“Kendall, would you like to have a cup of coffee with me?”
A FEW MINUTES later, Drew and Kendall sat down at a table in the Starbucks next door. She set the plastic bookstore bag and her handbag next to her chair. The typically crowded, noisy coffee shop was now almost deserted. The employees had even dimmed the overhead lights a bit. She took a sip of the green tea latte Drew had bought for her and watched him gently nudge the plate holding a couple of cookie bars toward her.
“How about a blueberry oatmeal bar? I whipped it up myself.”
She let out a laugh, and his lips moved into a grin. His smile softened chiseled facial features that wouldn’t have been out of place on a Viking: strong brow, high cheekbones, deep-set cornflower-blue eyes flecked with silver, square chin, straight white teeth, and blond stubble. He must have been taking a break from the wenching and pillaging tonight. The laugh lines around his eyes and his mouth that appeared when he smiled told her he was most likely a happy person.
She knew she’d seen him somewhere before. She couldn’t put her finger on where, though. His shoulders were broad and the fleece jacket he wore concealed what she imagined were bulging muscles. When he unzipped his coat, he revealed a black thermal-type Henley. She spent so much time looking at professional athletes that a guy with his build wasn’t out of the ordinary to her. It was kind of cute that he didn’t take off his knit hat, though.

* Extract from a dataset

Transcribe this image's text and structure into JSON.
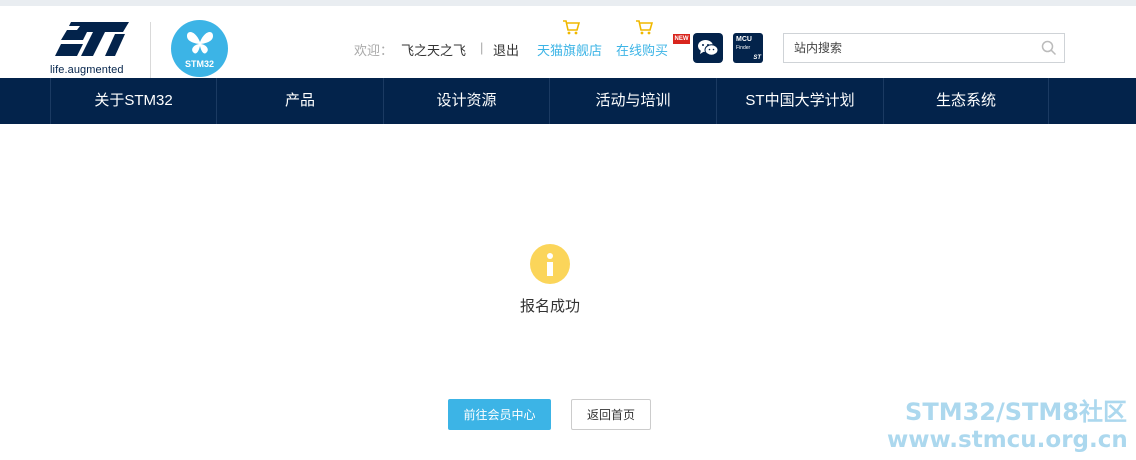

Maybe he’d got a bad haircut and he felt a little shy about it. His eyebrows were dark blond. His hair must be as well.
“All this, and you bake?” she said.
“Wait until you see what’s in the oven right now.” The look in his eyes as he held hers was confident.
“Lucky me.” She twirled the protective sleeve on her cup with her fingers, and he raised an eyebrow. “So, Drew, what are you up to when you’re not baking or rescuing women in bookstores?”
He took a sip of his chai tea. “Working, reading, the usual.”
She wanted to ask him what he did, but she could almost guess: personal trainer, or he ran a gym. Guys didn’t get those muscles from sitting at a desk in a software firm twelve hours a day.
She wasn’t about to tell him what she did. Whenever she told a man where she worked, he spent the rest of the night peppering her with questions about the NFL, about the San Francisco Miners, or how she managed to get along with a volatile head coach known around the league for being difficult to deal with on a daily basis. When the guy wasn’t demanding inside information, he was subtly (or not) hinting around for free game tickets.
San Francisco was Seattle’s archrival, but she was pretty sure guys here weren’t above scoring some tickets and team merchandise, either.
She took another sip of her drink. “I’m guessing it won’t be a surprise to you that I love to read as well.”
“What’s the last book you read?”
She eyed the saucer in front of them. Should she be good and select the blueberry oatmeal bar, or should she pick the one she really wanted: sea salt chocolate caramel? She slid the chocolate caramel bar onto a napkin in front of her.
“How did you know I wanted the blueberry oatmeal one?” Drew said.
“I hoped you didn’t want chocolate,” she said. “The last book I read? Hmm.” She pretended to think for a minute. She wasn’t about to tell him she’d spent most of a night earlier this week reading Loretta Chase’s latest. She typically relaxed after a day spent dealing with her hyper-masculine colleagues by immersing herself in the love stories of fictional characters that lived almost two hundred years ago. She also read current non-fiction bestsellers as well, and she’d just finished one. “I read Malcolm Gladwell’s David and Goliath. I wonder why some people succeed beyond their wildest dreams despite setbacks in life, and I thought his conclusions were interesting.”
She nibbled at the chocolate caramel bar. It tasted even better than it looked. Drew gave her a nod.
“How is it?”
“Unbelievable. You’ll have to give me the recipe.”
“I’ll work on that,” Drew teased, raising one eyebrow. “In the meantime, I have a question. Do you think you’ve succeeded in life beyond your wildest dreams?”
He reached out for the oatmeal blueberry bar and took a bite. She had a job she’d been seriously pursuing (and working toward) since she got out of college, but she wanted more. Anyone who was ambitious wanted the most they could attain from life—the most success, the most money, the most recognition by their colleagues. She wasn’t any different. She wasn’t sure how he would react to this, so she kept it light.